C’est dans la très fameuse revue Forbes que Macron a jugé bon d’annoncer son intention de supprimer « l’exit tax », cet impôt adopté sur la fin du mandat de Sarkozy et sous la pression de la crise financière de 2008. Macron, affublé du titre de « leader du marché libre » par la revue, a tenté par cette annonce d’adresser un message de bienveillance à l’égard du capital tout en espérant sûrement passer quelque peu en dessous des radars de la contestation sociale pour qui il est bien définitivement le président des riches.

Une mesure de peu d’envergure au plan politique…

Cette mesure, votée par un parlement de droite en 2011, est essentiellement une mesure politique et budgétaire adoptée dans un contexte de crise financière et de fortes pressions en matière de déficits publics. Dans un tel contexte, le gouvernement Fillon a été contraint d’abandonner son très impopulaire « bouclier fiscal », cette mesure assurant le plafonnement absolu de l’impôt à hauteur de 50% des revenus, pour 60% auparavant. Afin de ne pas léser les plus riches, cette rectification s’est néanmoins vu accompagnée d’une modification des barèmes de l’ISF, allant dans le sens de son allègement. C’est pour compenser le manque à gagner que « l’exit tax » a vu le jour. Qu’on ne s’y trompe pas pour autant, cet impôt n’a rien de la mesure sociale. Il ne touche tout d’abord que les détenteurs d’actions dont le patrimoine s’élève à plus de 800 000 euros ou à plus de 50% des parts dans une société. De plus, il ne vise que la plus-value réalisée lors de la vente effective des titres (un sursis étant presque systématiquement accordé au moment de l’établissement à l’étranger). Enfin, une exonération est possible lorsque les actions sont détenues depuis plus de 15 ans, ce qui préserve de facto nombre de représentants du grand patronat.

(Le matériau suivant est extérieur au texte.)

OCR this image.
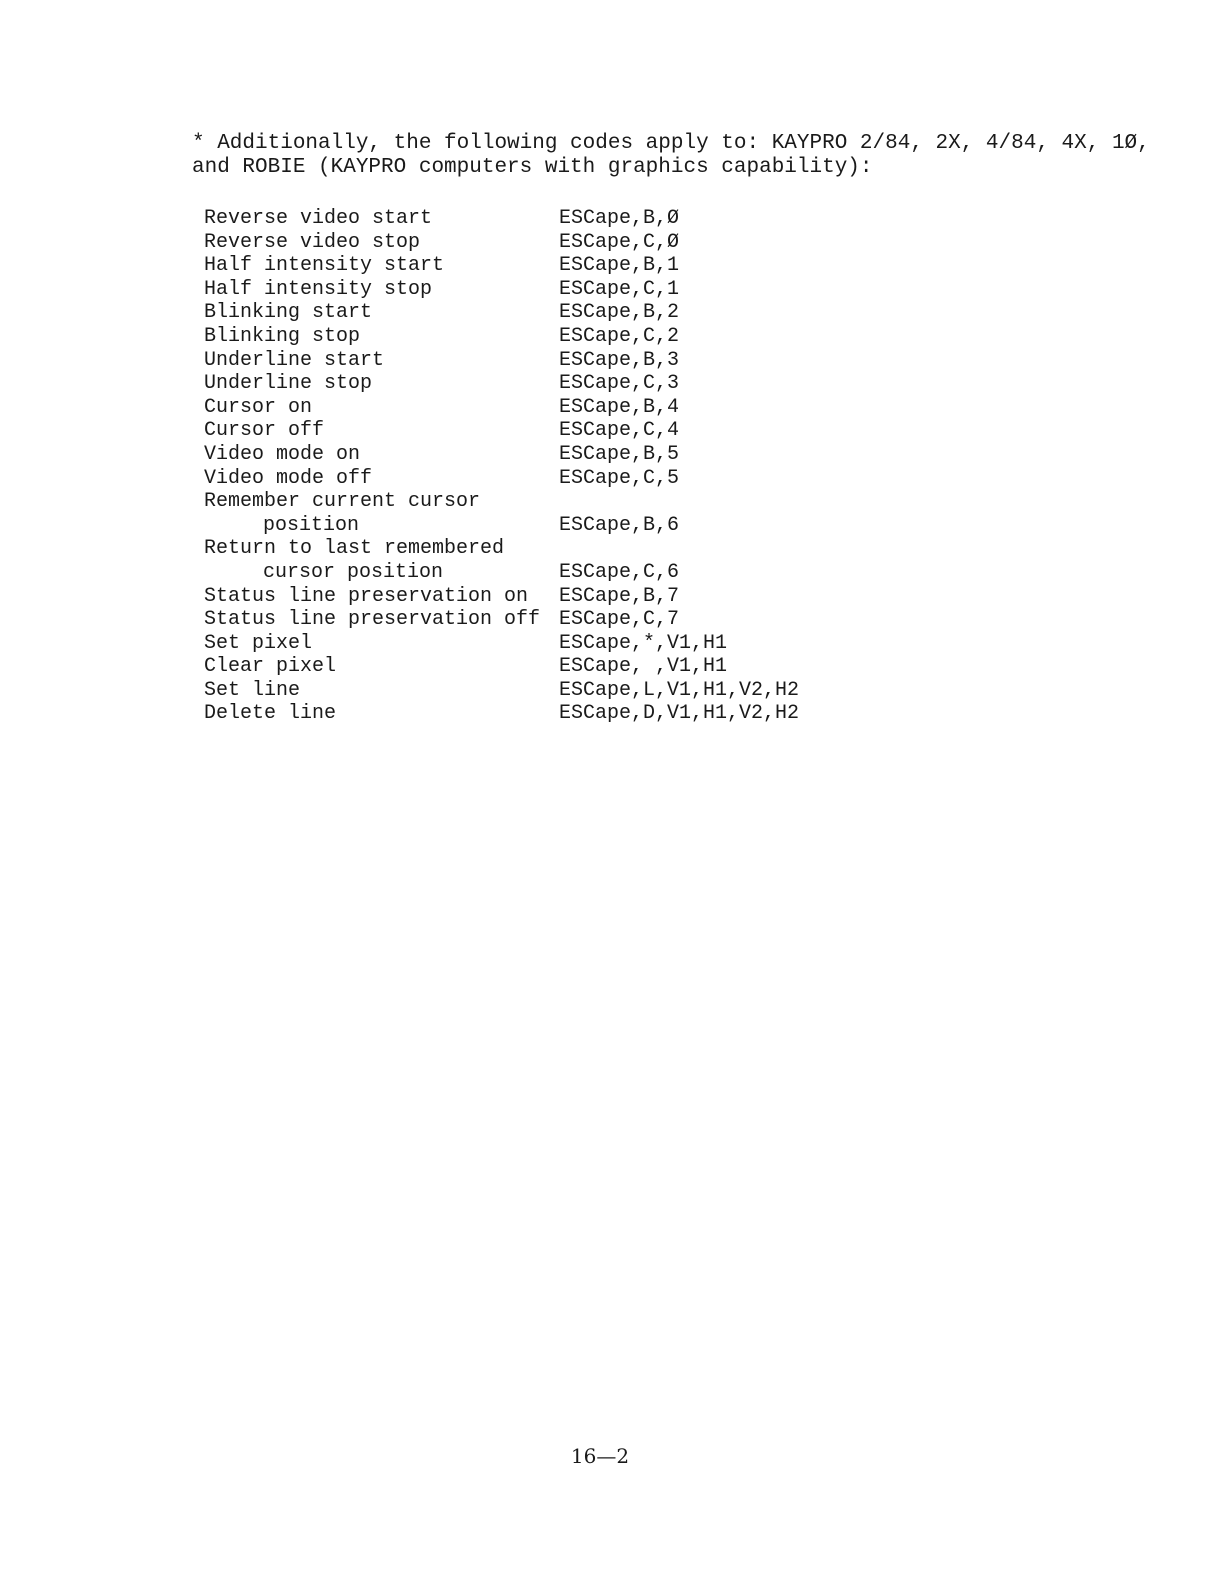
* Additionally, the following codes apply to: KAYPRO 2/84, 2X, 4/84, 4X, 1Ø,
and ROBIE (KAYPRO computers with graphics capability):
Reverse video start	ESCape,B,Ø
Reverse video stop	ESCape,C,Ø
Half intensity start	ESCape,B,1
Half intensity stop	ESCape,C,1
Blinking start	ESCape,B,2
Blinking stop	ESCape,C,2
Underline start	ESCape,B,3
Underline stop	ESCape,C,3
Cursor on	ESCape,B,4
Cursor off	ESCape,C,4
Video mode on	ESCape,B,5
Video mode off	ESCape,C,5
Remember current cursor
position	ESCape,B,6
Return to last remembered
cursor position	ESCape,C,6
Status line preservation on	ESCape,B,7
Status line preservation off ESCape,C,7
Set pixel	ESCape,*,V1,H1
Clear pixel	ESCape, ,V1,H1
Set line	ESCape,L,V1,H1,V2,H2
Delete line	ESCape,D,V1,H1,V2,H2
16—2
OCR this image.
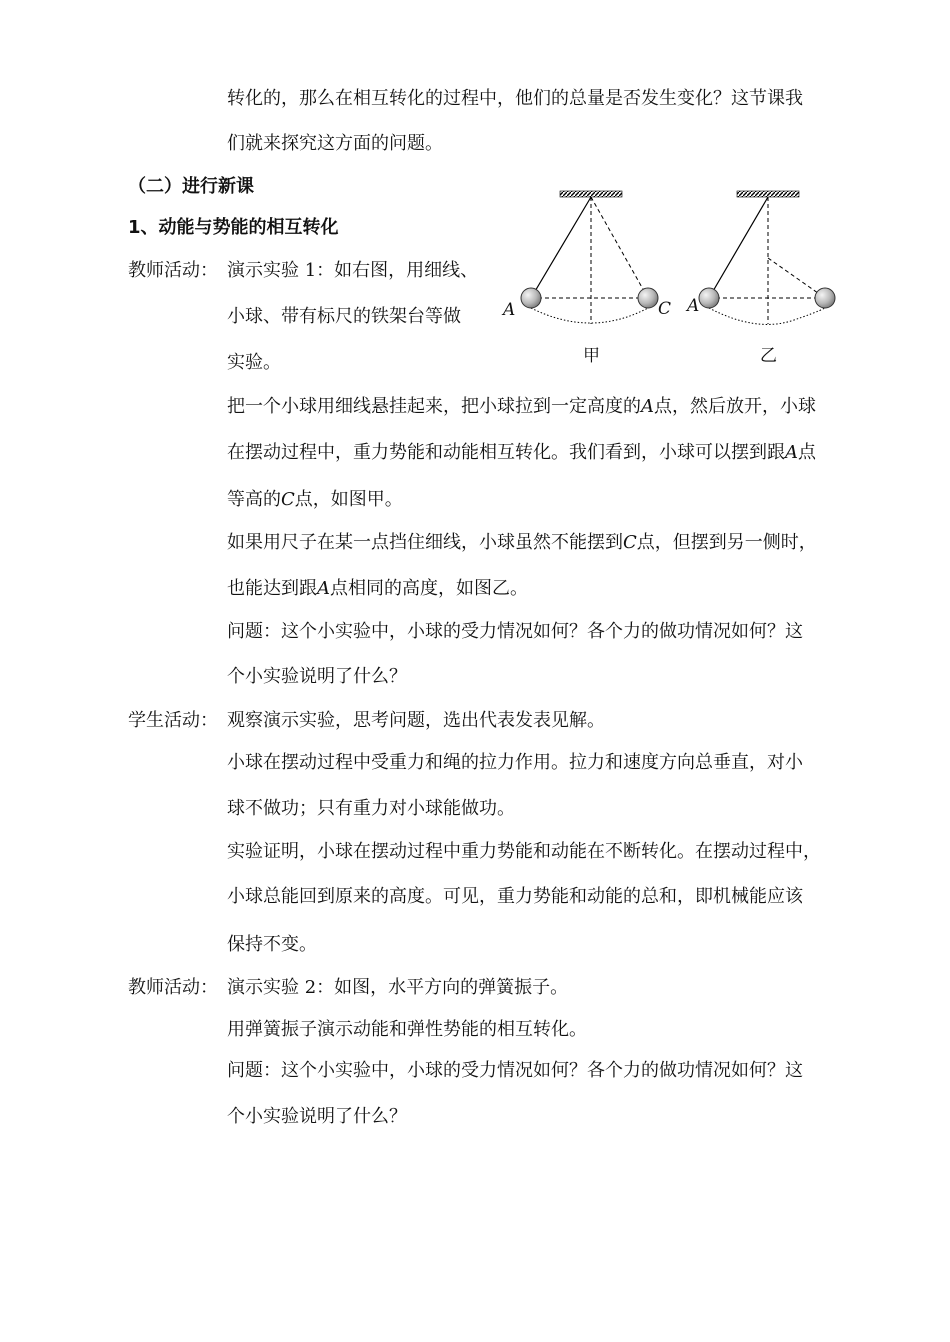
转化的，那么在相互转化的过程中，他们的总量是否发生变化？这节课我
们就来探究这方面的问题。
（二）进行新课
1、动能与势能的相互转化
教师活动： 演示实验 1：如右图，用细线、
小球、带有标尺的铁架台等做
实验。
A	C A
甲	乙
把一个小球用细线悬挂起来，把小球拉到一定高度的A点，然后放开，小球
在摆动过程中，重力势能和动能相互转化。我们看到，小球可以摆到跟A点
等高的C点，如图甲。
如果用尺子在某一点挡住细线，小球虽然不能摆到C点，但摆到另一侧时，
也能达到跟A点相同的高度，如图乙。
问题：这个小实验中，小球的受力情况如何？各个力的做功情况如何？这
个小实验说明了什么？
学生活动： 观察演示实验，思考问题，选出代表发表见解。
小球在摆动过程中受重力和绳的拉力作用。拉力和速度方向总垂直，对小
球不做功；只有重力对小球能做功。
实验证明，小球在摆动过程中重力势能和动能在不断转化。在摆动过程中，
小球总能回到原来的高度。可见，重力势能和动能的总和，即机械能应该
保持不变。
教师活动： 演示实验 2：如图，水平方向的弹簧振子。
用弹簧振子演示动能和弹性势能的相互转化。
问题：这个小实验中，小球的受力情况如何？各个力的做功情况如何？这
个小实验说明了什么？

Mais dont l’abrogation sera compensée par les plus pauvres

Néanmoins, le signal politique envoyé par Macron est clair : le gouvernement est prêt à tout pour favoriser les plus riches, laissant ainsi la facture aux plus pauvres. Compte tenu du fait qu’il n’y a pas « d’argent magique », pour reprendre son expression, il faudra bien trouver de quoi renflouer les 745 et 803 millions d’euros de recettes de l’impôt pour les années 2015 et 2016, broutille selon lui mais qu’il ne serait néanmoins aucunement disposé à accorder à l’enseignement supérieur ou encore à l’hôpital. En dépit du caractère hypocrite de la mesure en matière d’évasion fiscale, il faut remarquer la profondeur de l’offensive Macronienne en faveur du patronat dont cette annonce n’est qu’un élément. Tout est bon à prendre et l’heure n’est manifestement plus aux calculs politiques vétilleux. Dix ans après la déflagration bancaire et financière venue de Wall Street, le patronat exige le pillage généralisé des ressources publiques et des revenus du travail, et refuse le luxe du compromis. Tenons-nous le pour dit et donnons nous les moyens d’organiser véritablement la contre-offensive sans négociations.